That answer is so bad it almost sounds like sarcasm. Given how easy it is to sniff sensitive data from an unencrypted wireless network, I can't imagine Bruce would allow it unless he segments his network or wires up his own PC. As others have already pointed out, as long as he's encrypting probably everywhere else it won't make any real difference. If you're on an open wifi network and everything you do is via an SSH tunnel or VPN or something, you're probably doing quite a bit better than using WEP anyway.
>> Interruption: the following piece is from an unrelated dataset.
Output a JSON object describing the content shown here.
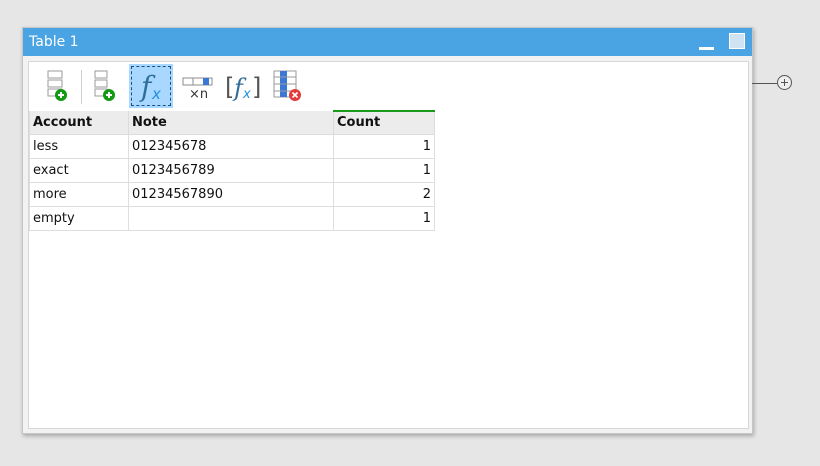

I think the really interesting part of this answer is that it doesn't really address the legal issues of someone misusing and abusing your connection for their own evil deeds. I don't know if this has been tested in court but it seems laws about this sort of thing most likely are of the form "you are responsible for what happens with your Internet connection".

I would love to run an open wifi AP for my neighbours and everyone else walking past, but I'm worried about them using it for nefarious deeds when the IP address associated with those deeds is traceable back to me.

His Password Comment

[OldSoldier]

I choose the same password for all low-security applications. There are [also?] several Web sites where I pay for access, and I have the same password for all of them. Has there been any survey of how various systems store passwords? Schneier's policy above is very similar to mine, and I was surprised recently when my Sprint password, which I thought was "secure" was plainly visible to the customer service clerk at my local Sprint store!

Specifically I do not care how my low-security passwords are stored. But for my high security passwords, I would like them all to be stored in a unix-like way, namely only cyphertext is stored and it's impossible for anyone to know what that password is. Sure they may be able to change it on my behalf, but can they tell what it is? No!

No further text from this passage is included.